Para polisi secara kompak mengangkat tubuh Rahma dan membawa Rahma masuk ke dalam mobil untuk segera mengantarkannya ke rumah sakit.


“Pak, tolong bawa Mbak Rahma hati-hati,” ucap Asyila yang sangat peduli dengan Rahma, “Pastikan mereka masuk ke dalam penjara dengan hukuman seberat-beratnya, orang seperti mereka tidak pantas keluar dari penjara,” sambung Asyila.

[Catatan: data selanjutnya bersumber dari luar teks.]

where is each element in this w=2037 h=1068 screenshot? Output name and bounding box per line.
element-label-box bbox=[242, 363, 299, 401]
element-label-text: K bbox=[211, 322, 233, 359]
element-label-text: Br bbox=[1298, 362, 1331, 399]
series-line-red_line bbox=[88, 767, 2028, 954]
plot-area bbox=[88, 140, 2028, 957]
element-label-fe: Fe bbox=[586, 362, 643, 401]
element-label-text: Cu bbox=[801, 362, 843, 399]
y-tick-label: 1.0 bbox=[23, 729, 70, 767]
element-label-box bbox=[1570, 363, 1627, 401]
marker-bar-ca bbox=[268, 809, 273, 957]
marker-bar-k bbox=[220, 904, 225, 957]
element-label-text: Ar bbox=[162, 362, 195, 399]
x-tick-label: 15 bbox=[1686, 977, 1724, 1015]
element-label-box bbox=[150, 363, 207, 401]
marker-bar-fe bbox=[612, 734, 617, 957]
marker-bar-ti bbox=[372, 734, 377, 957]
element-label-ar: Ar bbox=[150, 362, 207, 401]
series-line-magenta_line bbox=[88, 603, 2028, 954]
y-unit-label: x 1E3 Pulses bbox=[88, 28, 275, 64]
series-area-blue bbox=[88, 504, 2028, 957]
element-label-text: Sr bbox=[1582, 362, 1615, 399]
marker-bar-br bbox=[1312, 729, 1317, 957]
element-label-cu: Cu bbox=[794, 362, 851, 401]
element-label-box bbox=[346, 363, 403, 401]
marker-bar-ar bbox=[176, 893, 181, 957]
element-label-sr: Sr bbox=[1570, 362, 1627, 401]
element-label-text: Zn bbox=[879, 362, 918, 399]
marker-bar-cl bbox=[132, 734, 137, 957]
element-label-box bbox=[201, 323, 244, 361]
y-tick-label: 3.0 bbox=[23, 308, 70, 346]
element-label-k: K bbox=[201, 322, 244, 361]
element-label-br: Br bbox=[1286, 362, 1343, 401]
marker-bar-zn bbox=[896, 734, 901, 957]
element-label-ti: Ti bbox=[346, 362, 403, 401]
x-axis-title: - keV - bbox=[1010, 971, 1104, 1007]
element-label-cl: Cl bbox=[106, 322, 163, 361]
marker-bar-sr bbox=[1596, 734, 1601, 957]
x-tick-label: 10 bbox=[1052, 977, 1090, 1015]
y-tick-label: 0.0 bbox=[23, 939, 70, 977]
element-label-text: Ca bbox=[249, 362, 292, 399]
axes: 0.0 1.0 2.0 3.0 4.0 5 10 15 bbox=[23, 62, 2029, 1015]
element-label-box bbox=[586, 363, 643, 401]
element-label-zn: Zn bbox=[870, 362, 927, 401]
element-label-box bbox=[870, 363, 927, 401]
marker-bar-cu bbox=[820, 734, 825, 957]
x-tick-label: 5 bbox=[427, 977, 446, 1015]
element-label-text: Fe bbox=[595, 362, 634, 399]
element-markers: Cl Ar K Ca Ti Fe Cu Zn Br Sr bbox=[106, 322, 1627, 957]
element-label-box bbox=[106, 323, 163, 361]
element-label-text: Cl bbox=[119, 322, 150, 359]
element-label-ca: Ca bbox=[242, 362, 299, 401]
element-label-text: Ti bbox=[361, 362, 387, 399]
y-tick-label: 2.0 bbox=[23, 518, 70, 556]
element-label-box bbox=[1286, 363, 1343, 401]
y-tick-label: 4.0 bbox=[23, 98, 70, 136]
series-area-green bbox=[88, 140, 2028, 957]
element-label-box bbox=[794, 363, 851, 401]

Mobil pun bergegas ke rumah sakit tempat dimana Abraham di rawat.


Beberapa saat kemudian.


Akhirnya Rahma sudah ditangani oleh dokter ahli kandungan, Asyila sangat berharap bahwa Rahma tidak mengalami sakit yang serius.


“Ya Allah, Nak. Kamu kemana saja? Suamimu sekarang sangat panik karena kami tidak ada diruangan, ini kenapa? Kenapa baju kamu berdarah?” tanya Arumi yang sebelum subuh sudah ditelpon oleh Abraham karena Asyila tiba-tiba menghilang.


Asyila segera berlari menuju kamar inap suaminya, ia berharap suaminya tidak marah karena ia sebelumnya tidak melaporkan kepada Abraham bahwa ia ingin keluar mencari udara segar..


“Ya Allah, Asyila. Kamu kemana saja? Apa ini?” tanya Abraham panik.


Asyila pun menceritakan apa yang sebenarnya terjadi, mulai dari dia keluar kamar inap suaminya sampai ia kembali lagi ke rumah sakit.


Abraham terkejut dan segera menghubungi rekannya untuk mengetahui lebih lanjut masalah dua orang tersebut yang berani-beraninya kasar dengan wanita.


“Mas sekarang beristirahatlah, Asyila akan segera mandi dan melaksanakan sholat subuh,” ucap Asyila dan tidak ingin memperkeruh keadaan.


Abraham mengernyitkan keningnya, ia benar-benar takjub dengan keberanian istri kecilnya. Akan tetapi, sampai saat itu Abraham masih belum tahu bahwa istri kecilnya memiliki ilmu beladiri yang bisa dikatakan cukup hebat.